Pembelajaran praktik baik (best practices) penyelenggaraan Satu Data Indonesia (SDI) Provinsi Bali mendapat perhatian LPSK, sehingga menyambangi Bappeda Bali selaku Sekretariat SDI Provinsi Bali. Kunjungan kerja Lembaga Perlindungan Saksi dan Korban (LPSK) Republik Indonesia diterima Kepala Bidang Perencanaan, Pengendalian dan Evaluasi Pembangunan Daerah (PPEPD), didampingi Ketua Tim Data dan Informasi, Diskominfos Provinsi Bali, dan BPS Provinsi Bali, bertempat di Ruang Rapat Melati Bappeda Provinsi Bali, Rabu, 5 November 2025.

Albar Aliyyus menyampaikan LPSK merupakan lembaga negara yang memiliki mandat memberikan pelindungan dan layanan kepada saksi dan/atau korban tindak pidana. LPSK memerlukan sistem pengelolaan data yang terpadu, akurat, dan terukur sebagai dasar pelaksanaan kebijakan berbasis bukti (evidence-based policy). Untuk itu saat ini mengembangkan kebijakan Pengelolaan Satu Data LPSK dikaitkan Peraturan Presiden RI Nomor 39 Tahun 2019 tentang Satu Data Indonesia. Kunjungan ini guna memperoleh penguatan substansi, masukan teknis, dan pembelajaran praktik baik (best practices) terkait penyelenggaraan Satu Data Daerah di lingkungan Pemerintah Provinsi Bali.

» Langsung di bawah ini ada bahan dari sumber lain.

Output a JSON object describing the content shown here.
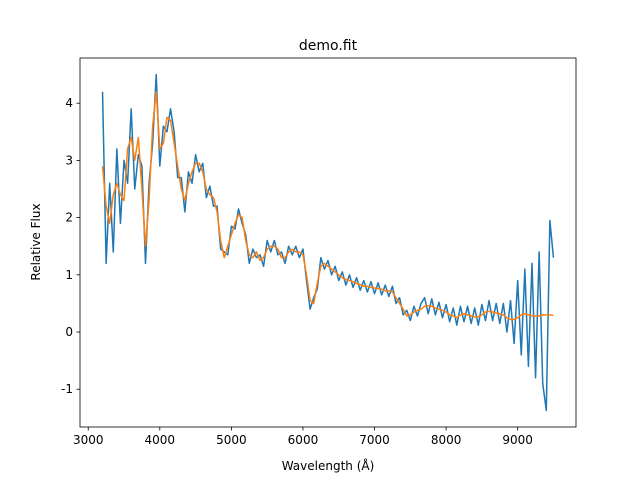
{
  "chart_data": {
    "type": "line",
    "title": "demo.fit",
    "xlabel": "Wavelength (Å)",
    "ylabel": "Relative Flux",
    "x": [
      3200,
      3250,
      3300,
      3350,
      3400,
      3450,
      3500,
      3550,
      3600,
      3650,
      3700,
      3750,
      3800,
      3850,
      3900,
      3950,
      4000,
      4050,
      4100,
      4150,
      4200,
      4250,
      4300,
      4350,
      4400,
      4450,
      4500,
      4550,
      4600,
      4650,
      4700,
      4750,
      4800,
      4850,
      4900,
      4950,
      5000,
      5050,
      5100,
      5150,
      5200,
      5250,
      5300,
      5350,
      5400,
      5450,
      5500,
      5550,
      5600,
      5650,
      5700,
      5750,
      5800,
      5850,
      5900,
      5950,
      6000,
      6050,
      6100,
      6150,
      6200,
      6250,
      6300,
      6350,
      6400,
      6450,
      6500,
      6550,
      6600,
      6650,
      6700,
      6750,
      6800,
      6850,
      6900,
      6950,
      7000,
      7050,
      7100,
      7150,
      7200,
      7250,
      7300,
      7350,
      7400,
      7450,
      7500,
      7550,
      7600,
      7650,
      7700,
      7750,
      7800,
      7850,
      7900,
      7950,
      8000,
      8050,
      8100,
      8150,
      8200,
      8250,
      8300,
      8350,
      8400,
      8450,
      8500,
      8550,
      8600,
      8650,
      8700,
      8750,
      8800,
      8850,
      8900,
      8950,
      9000,
      9050,
      9100,
      9150,
      9200,
      9250,
      9300,
      9350,
      9400,
      9450,
      9500
    ],
    "series": [
      {
        "color": "#1f77b4",
        "values": [
          4.2,
          1.2,
          2.6,
          1.4,
          3.2,
          1.9,
          3.0,
          2.6,
          3.9,
          2.5,
          3.1,
          2.9,
          1.2,
          2.6,
          3.3,
          4.5,
          2.9,
          3.6,
          3.5,
          3.9,
          3.5,
          2.7,
          2.7,
          2.1,
          2.8,
          2.6,
          3.1,
          2.8,
          2.95,
          2.35,
          2.55,
          2.2,
          2.2,
          1.45,
          1.4,
          1.35,
          1.85,
          1.8,
          2.15,
          1.9,
          1.7,
          1.2,
          1.45,
          1.3,
          1.35,
          1.15,
          1.6,
          1.4,
          1.6,
          1.35,
          1.4,
          1.2,
          1.5,
          1.35,
          1.5,
          1.3,
          1.45,
          0.9,
          0.4,
          0.6,
          0.75,
          1.3,
          1.1,
          1.25,
          1.0,
          1.15,
          0.9,
          1.05,
          0.82,
          1.0,
          0.78,
          0.95,
          0.73,
          0.9,
          0.7,
          0.88,
          0.67,
          0.86,
          0.65,
          0.82,
          0.62,
          0.8,
          0.5,
          0.6,
          0.3,
          0.38,
          0.2,
          0.45,
          0.28,
          0.5,
          0.6,
          0.32,
          0.58,
          0.3,
          0.52,
          0.25,
          0.48,
          0.18,
          0.42,
          0.12,
          0.45,
          0.18,
          0.45,
          0.15,
          0.42,
          0.12,
          0.48,
          0.2,
          0.55,
          0.2,
          0.5,
          0.15,
          0.5,
          0.0,
          0.55,
          -0.2,
          0.9,
          -0.4,
          1.1,
          -0.6,
          1.2,
          -0.8,
          1.4,
          -0.9,
          -1.37,
          1.95,
          1.3
        ]
      },
      {
        "color": "#ff7f0e",
        "values": [
          2.9,
          2.2,
          1.9,
          2.4,
          2.6,
          2.4,
          2.3,
          3.2,
          3.4,
          3.0,
          3.4,
          2.5,
          1.5,
          2.3,
          3.6,
          4.2,
          3.2,
          3.3,
          3.75,
          3.7,
          3.3,
          2.9,
          2.5,
          2.3,
          2.6,
          2.8,
          2.95,
          2.95,
          2.8,
          2.5,
          2.4,
          2.35,
          2.1,
          1.6,
          1.3,
          1.5,
          1.7,
          1.9,
          2.05,
          2.0,
          1.6,
          1.35,
          1.3,
          1.4,
          1.25,
          1.3,
          1.45,
          1.5,
          1.5,
          1.45,
          1.3,
          1.3,
          1.4,
          1.45,
          1.4,
          1.4,
          1.35,
          1.0,
          0.55,
          0.5,
          0.85,
          1.15,
          1.2,
          1.15,
          1.1,
          1.05,
          1.0,
          0.95,
          0.92,
          0.9,
          0.88,
          0.85,
          0.83,
          0.8,
          0.8,
          0.78,
          0.77,
          0.76,
          0.75,
          0.72,
          0.72,
          0.7,
          0.6,
          0.5,
          0.4,
          0.28,
          0.3,
          0.35,
          0.38,
          0.4,
          0.45,
          0.46,
          0.45,
          0.42,
          0.4,
          0.38,
          0.35,
          0.3,
          0.28,
          0.25,
          0.3,
          0.32,
          0.3,
          0.28,
          0.26,
          0.27,
          0.3,
          0.35,
          0.36,
          0.35,
          0.33,
          0.32,
          0.3,
          0.25,
          0.22,
          0.22,
          0.25,
          0.3,
          0.32,
          0.3,
          0.28,
          0.28,
          0.28,
          0.3,
          0.3,
          0.3,
          0.29
        ]
      }
    ],
    "xlim": [
      2885,
      9815
    ],
    "ylim": [
      -1.66,
      4.79
    ],
    "xticks": [
      3000,
      4000,
      5000,
      6000,
      7000,
      8000,
      9000
    ],
    "yticks": [
      -1,
      0,
      1,
      2,
      3,
      4
    ],
    "grid": false
  }
}
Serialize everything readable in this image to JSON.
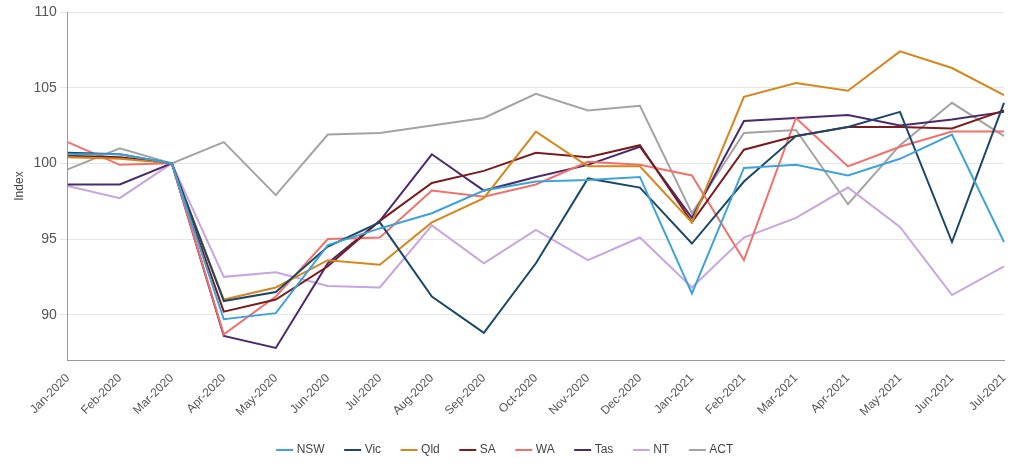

Kepala Bidang PPEPD, I Made Satya Cadriantara didampingi Ketua Tim Data dan Informasi menyampaikan sesuai Perpres Nomor 39 Tahun 2019 yang diturunkan ke dalam Pergub Bali Nomor 53 Tahun 2021 dan sampai sekarang sudah diimplementasikan untuk mendukung perencanaan, pengendalian dan evaluasi pembangunan Bali. Implementasi data yang dimaksud melaksanakan pengelolaan data geospasial dan data statistik, sedangkan data keuangan tidak diwajibkan di tingkat daerah.